More than toys

Rotary Club of Lilydale president Ron Haines with Mount Evelyn Men''s Shed toy maker Jim Brown.

Toys hand-made in Mount Evelyn are bringing joy to disadvantaged kids in East Timor.

Morrison Men’s Shed member Jim Brown has been spearheading the project in recent years.

Rotary Club of Lilydale president Ron Haines said it started with Croydon man Brian Frost.

He made the wooden toys for 10 years but then fell ill, and asked the Rotarians to help him to find someone to continue his good work.

“He made many, many thousands of toys,” Mr Haines said.

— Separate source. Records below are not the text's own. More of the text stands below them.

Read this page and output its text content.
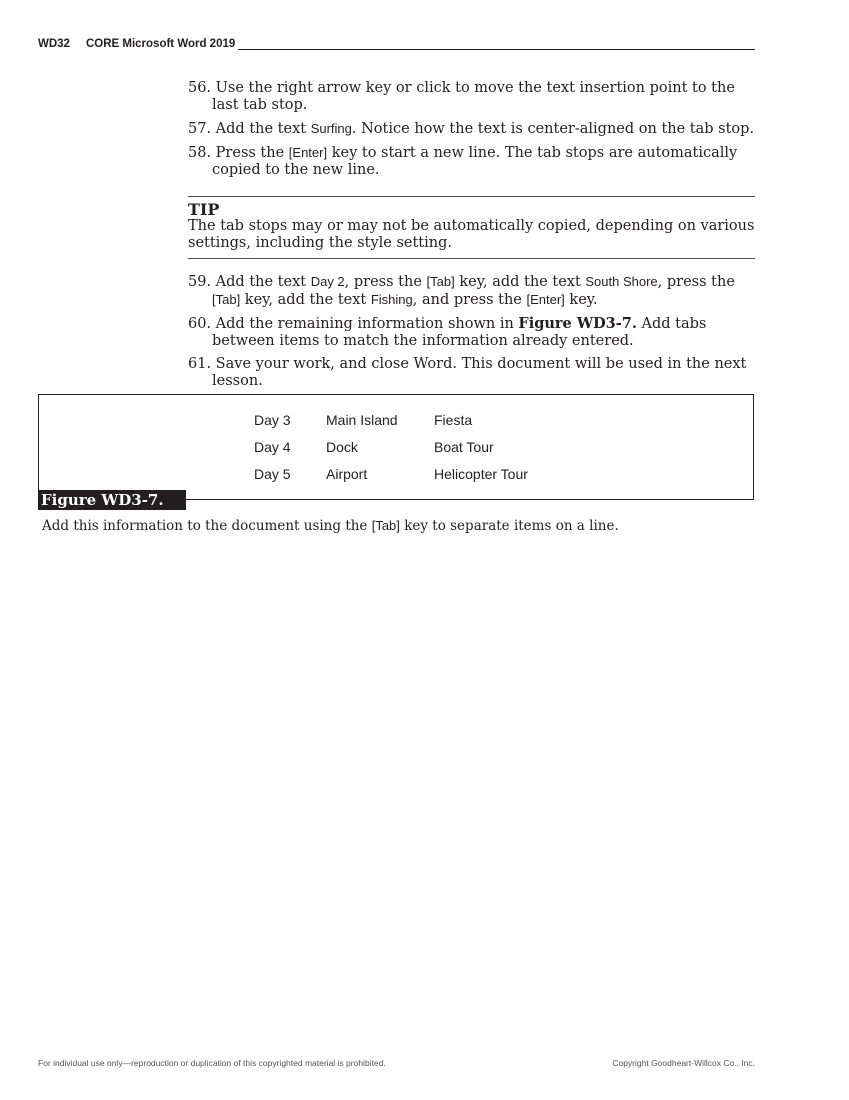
WD32 CORE Microsoft Word 2019
56. Use the right arrow key or click to move the text insertion point to the last tab stop.
57. Add the text Surfing. Notice how the text is center-aligned on the tab stop.
58. Press the [Enter] key to start a new line. The tab stops are automatically copied to the new line.
TIP
The tab stops may or may not be automatically copied, depending on various settings, including the style setting.
59. Add the text Day 2, press the [Tab] key, add the text South Shore, press the [Tab] key, add the text Fishing, and press the [Enter] key.
60. Add the remaining information shown in Figure WD3-7. Add tabs between items to match the information already entered.
61. Save your work, and close Word. This document will be used in the next lesson.
Day 3	Main Island	Fiesta
Day 4	Dock	Boat Tour
Day 5	Airport	Helicopter Tour
Figure WD3-7.
Add this information to the document using the [Tab] key to separate items on a line.
For individual use only—reproduction or duplication of this copyrighted material is prohibited.	Copyright Goodheart-Willcox Co., Inc.
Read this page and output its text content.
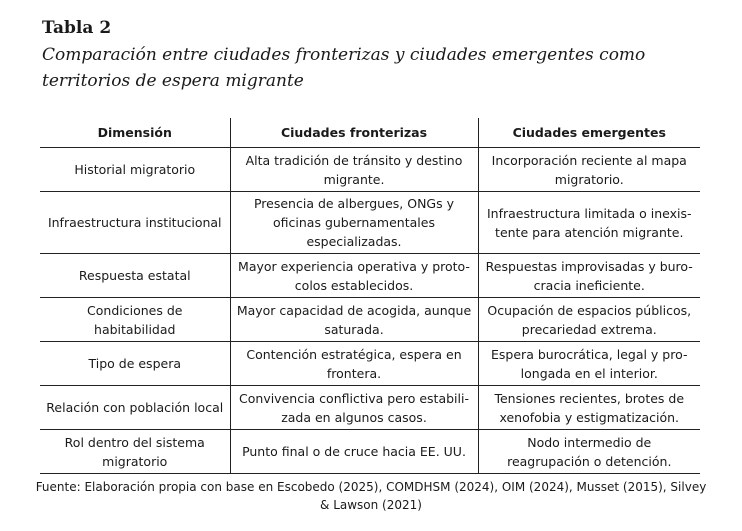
Tabla 2

Comparación entre ciudades fronterizas y ciudades emergentes como territorios de espera migrante

Dimensión	Ciudades fronterizas	Ciudades emergentes
Historial migratorio	Alta tradición de tránsito y destino migrante.	Incorporación reciente al mapa migratorio.
Infraestructura institucional	Presencia de albergues, ONGs y oficinas gubernamentales especializadas.	Infraestructura limitada o inexis-tente para atención migrante.
Respuesta estatal	Mayor experiencia operativa y proto-colos establecidos.	Respuestas improvisadas y buro-cracia ineficiente.
Condiciones de habitabilidad	Mayor capacidad de acogida, aunque saturada.	Ocupación de espacios públicos, precariedad extrema.
Tipo de espera	Contención estratégica, espera en frontera.	Espera burocrática, legal y pro-longada en el interior.
Relación con población local	Convivencia conflictiva pero estabili-zada en algunos casos.	Tensiones recientes, brotes de xenofobia y estigmatización.
Rol dentro del sistema migratorio	Punto final o de cruce hacia EE. UU.	Nodo intermedio de reagrupación o detención.

Fuente: Elaboración propia con base en Escobedo (2025), COMDHSM (2024), OIM (2024), Musset (2015), Silvey & Lawson (2021)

Mr Haines approached the Mount Evelyn shed and Mr Brown jumped at the project.

Mr Brown said his doctor advised him to go a join a men’s shed to get him out of the house.

He has a “bung hand” but was confident he could lead this project, and he’s enjoyed it.

He even takes the toy parts home over the Christmas period so he can keep them coming while the shed is shut.

“I enjoyed it. I plod along,” he said.

Mr Brown makes carts filled with building blocks, cars, trains and more.

“I’m always trying to come up with new ideas,” he said.

And his fellow shed-goers lend him a hand for any tasks he can’t manage with one hand.

Morrison Men’s Shed president Gary Paget said the shed was happy to be involved.

He said Mr Brown worked on the project pretty much full-time, and that many of the materials would otherwise be discarded as offcuts.

Lilydale Rotary recently donated $500 and timber to the Men’s Shed to support the toy program, and also pays to transport the toys to East Timor.

There they are distributed to disadvantaged children in orphanages and schools.

“We’re very grateful because it’s an important project,” Mr Haines said.

“In East Timor, children don’t get toys like they do in Australia.

“These might be the only toys they get all year.”

The Morrison Men’s Shed is open on Tuesdays and Fridays and has about 35 members.

Three former chippies are among them, and each new member receives training and goes through an induction.

“Safety is important,” Mr Paget said.

They help kinders, primary schools and childcare centres with woodworking projects, from toys to huts, chook pens and shelving units.